# Rottweiler attacks boy



## simplysardonic (Sep 1, 2009)

Boy, 5, 'scalped' by Rottweiler in horrendous unprovoked attack | Mail Online
sounds like the ideal owner for a Rottweiler


----------



## Clare7435 (Dec 17, 2009)

This is a clasic case of the owner and not the dog...it's obvious this dog had never been trained properly, and he left it with his drugged up brother....in my opinion they both should have recieved custodial sentences. Had this dog have ben rained properly this deverstating accident could have been avoided
Clare xx


----------



## deb53 (Jun 4, 2009)

sounds like the ideal owner for a Rottweiler:rolleyes:[/QUOTE said:


> Exactly :nonod:


----------



## RockRomantic (Apr 29, 2009)

poor kid , must admit my first thought was 'yep..this will not help stereotypes' this breed have a pretty rough time as it i think and the picture in the article is pretty bloody typical.


----------



## RockRomantic (Apr 29, 2009)

'I am grateful that somebody got done for it, though I am disappointed with the sentence and I'm disappointed Steven Spence couldn't be prosecuted or banned from keeping dogs because I blame the owner more than then animal.'

Read more: Boy, 5, 'scalped' by Rottweiler in horrendous unprovoked attack | Mail Online

i liked this statement from the kids mum


----------



## SEVEN_PETS (Aug 11, 2009)

poor kid, but i read the comments, and on a lot of these dog articles, people want dogs to be muzzled at all times or not let off lead etc. don't people realise that dogs need exercise and people will not follow the law and will not muzzle their dogs, with will endanger the dogs that are muzzled.


----------



## ClaireLouise (Oct 11, 2009)

SEVEN_PETS said:


> poor kid, but i read the comments, and on a lot of these dog articles, people want dogs to be muzzled at all times or not let off lead etc. don't people realise that dogs need exercise and people will not follow the law and will not muzzle their dogs, with will endanger the dogs that are muzzled.


I think if it was properly enforced that dogs were all on leads in public places this _could have_ been prevented. Dogs do need excercise BUT the safety of children is FAR more important.

Say that, what is more important than our opinions is the quick recovery of the poor little boy


----------



## Darkstitch (Feb 17, 2010)

Poor kid, this is probably going to give him a fear of dogs for life 

I'm confused though, how can it be an UNPROVOKED attack? Dogs don't just attack for no reason, something has to make them snap


----------



## Argent (Oct 18, 2009)

The comments made me feel sick to the pit of my stomach. A large, untrained, badly socialized animal was left in the 'care' of a drug addict, and the dog is to blame. WHAT!?

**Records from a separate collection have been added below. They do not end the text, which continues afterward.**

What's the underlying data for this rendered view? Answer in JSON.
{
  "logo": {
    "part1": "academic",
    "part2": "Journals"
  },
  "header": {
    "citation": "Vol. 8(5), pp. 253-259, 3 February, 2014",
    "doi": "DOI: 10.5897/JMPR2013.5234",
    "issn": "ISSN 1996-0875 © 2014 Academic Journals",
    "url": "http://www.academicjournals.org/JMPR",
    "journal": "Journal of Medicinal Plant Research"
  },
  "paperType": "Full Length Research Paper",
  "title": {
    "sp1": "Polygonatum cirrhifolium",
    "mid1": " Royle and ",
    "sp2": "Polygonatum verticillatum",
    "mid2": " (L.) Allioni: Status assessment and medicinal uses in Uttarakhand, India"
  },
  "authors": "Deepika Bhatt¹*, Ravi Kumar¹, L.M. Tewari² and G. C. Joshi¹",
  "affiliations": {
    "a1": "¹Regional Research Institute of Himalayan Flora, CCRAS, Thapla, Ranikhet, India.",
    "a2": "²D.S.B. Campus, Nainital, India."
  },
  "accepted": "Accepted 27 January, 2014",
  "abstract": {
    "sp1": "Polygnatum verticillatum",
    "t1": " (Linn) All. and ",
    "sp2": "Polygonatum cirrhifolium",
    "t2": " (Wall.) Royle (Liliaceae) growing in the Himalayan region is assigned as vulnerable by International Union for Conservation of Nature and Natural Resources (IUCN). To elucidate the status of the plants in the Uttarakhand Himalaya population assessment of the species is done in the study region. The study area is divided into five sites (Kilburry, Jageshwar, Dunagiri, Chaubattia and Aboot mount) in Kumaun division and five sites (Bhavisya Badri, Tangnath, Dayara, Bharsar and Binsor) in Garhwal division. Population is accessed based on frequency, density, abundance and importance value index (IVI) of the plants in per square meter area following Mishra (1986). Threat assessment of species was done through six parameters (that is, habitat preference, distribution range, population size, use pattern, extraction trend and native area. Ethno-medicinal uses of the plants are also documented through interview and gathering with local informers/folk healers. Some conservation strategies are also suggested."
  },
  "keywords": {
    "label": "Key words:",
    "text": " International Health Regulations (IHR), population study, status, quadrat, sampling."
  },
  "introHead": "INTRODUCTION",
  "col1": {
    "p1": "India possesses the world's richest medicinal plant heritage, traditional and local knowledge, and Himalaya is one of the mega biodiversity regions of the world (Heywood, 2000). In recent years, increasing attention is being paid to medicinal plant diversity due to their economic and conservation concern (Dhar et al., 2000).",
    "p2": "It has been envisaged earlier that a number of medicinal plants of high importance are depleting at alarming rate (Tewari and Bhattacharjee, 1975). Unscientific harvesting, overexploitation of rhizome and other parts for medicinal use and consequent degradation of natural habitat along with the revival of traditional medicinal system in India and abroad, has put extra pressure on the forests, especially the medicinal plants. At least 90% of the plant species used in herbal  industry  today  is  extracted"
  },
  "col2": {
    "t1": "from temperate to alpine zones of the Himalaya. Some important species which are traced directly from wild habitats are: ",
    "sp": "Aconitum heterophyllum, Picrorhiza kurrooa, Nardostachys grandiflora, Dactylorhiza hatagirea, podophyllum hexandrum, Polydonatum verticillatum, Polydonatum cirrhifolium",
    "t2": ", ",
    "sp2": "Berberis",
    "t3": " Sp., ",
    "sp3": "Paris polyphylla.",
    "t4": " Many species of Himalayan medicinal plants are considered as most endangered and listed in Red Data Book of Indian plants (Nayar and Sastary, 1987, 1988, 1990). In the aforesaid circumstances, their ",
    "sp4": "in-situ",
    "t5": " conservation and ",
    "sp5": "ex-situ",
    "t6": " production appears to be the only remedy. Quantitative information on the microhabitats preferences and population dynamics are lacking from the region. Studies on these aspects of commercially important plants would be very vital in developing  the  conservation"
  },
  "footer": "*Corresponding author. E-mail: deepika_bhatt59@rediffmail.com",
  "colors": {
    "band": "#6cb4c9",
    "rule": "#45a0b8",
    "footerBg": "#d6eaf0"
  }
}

There's massive pieces missing from that story, just before the dog randomly 'came running around the corner and grabbed him by the head and started shaking him'. What on earth would make a dog consciously focus on one particular child and persue a desire to inflict damage on him and only him? There's too many holes leaving space for these muzzle enthusiasts...


----------



## Clare7435 (Dec 17, 2009)

I'm onlytaking a wild guess but the home ofa drug addict could possibly be filled with 'green smoke'? if his bloke was smoking something...which I think could possibly be likely given the fact he didnt even notice the dog could get out....then what amage could this have done to the dog? We know there'squite a lot of talk of o causing paranoir in some humans...we dont know what it can do to a dogs brain in a short space of time.
Clare xx


----------



## simplysardonic (Sep 1, 2009)

Clare7435 said:


> I'm onlytaking a wild guess but the home ofa drug addict could possibly be filled with 'green smoke'? if his bloke was smoking something...which I think could possibly be likely given the fact he didnt even notice the dog could get out....then what amage could this have done to the dog? We know there'squite a lot of talk of o causing paranoir in some humans...we dont know what it can do to a dogs brain in a short space of time.
> Clare xx


I agree, I think all dogs that have attacked should be tested for drugs in their systems, that goes doubly so for dogs that have been around known drug addicts


----------



## Nonnie (Apr 15, 2009)

That poor child, those wounds look horrific.


----------



## catz4m8z (Aug 27, 2008)

What an awful situation. Poor child will probably be scarred for life now in more ways then one and a lovely breed has its rep ruined again..
Defo calls for stricter dog owner laws NM laws for the dogs!!
Rotties are one of the large breeds that I would love to own one day, if I thought I could do it justice.


----------



## Clare7435 (Dec 17, 2009)

simplysardonic said:


> I agree, I think all dogs that have attacked should be tested for drugs in their systems, that goes doubly so for dogs that have been around known drug addicts


Absolutley, you se it on tv and in papers that there's a rise in so called dangerous dog attacks....and then when it all comes out they're often owned by drug users and dealers, there seems to be a link betwen the more 'dangerous' of the dogs and dealers who smoke weed and teach theirdogs to fight...mmm what a life for a dog eh...it just makes me sick how the dog is the one to suffer when it coems down to punishment
I'm not saying the dog takes priority over the child don't get me wrong, I feel angered and upset for this child and his family and have posted that accordingly on another site, but this is a pet site and I choose this one to voice my views on the dog. 
I think the police have the right idea, overhaul the rules on dog owners and lets see how compaent some of these dog owners really are.
Clare xx


----------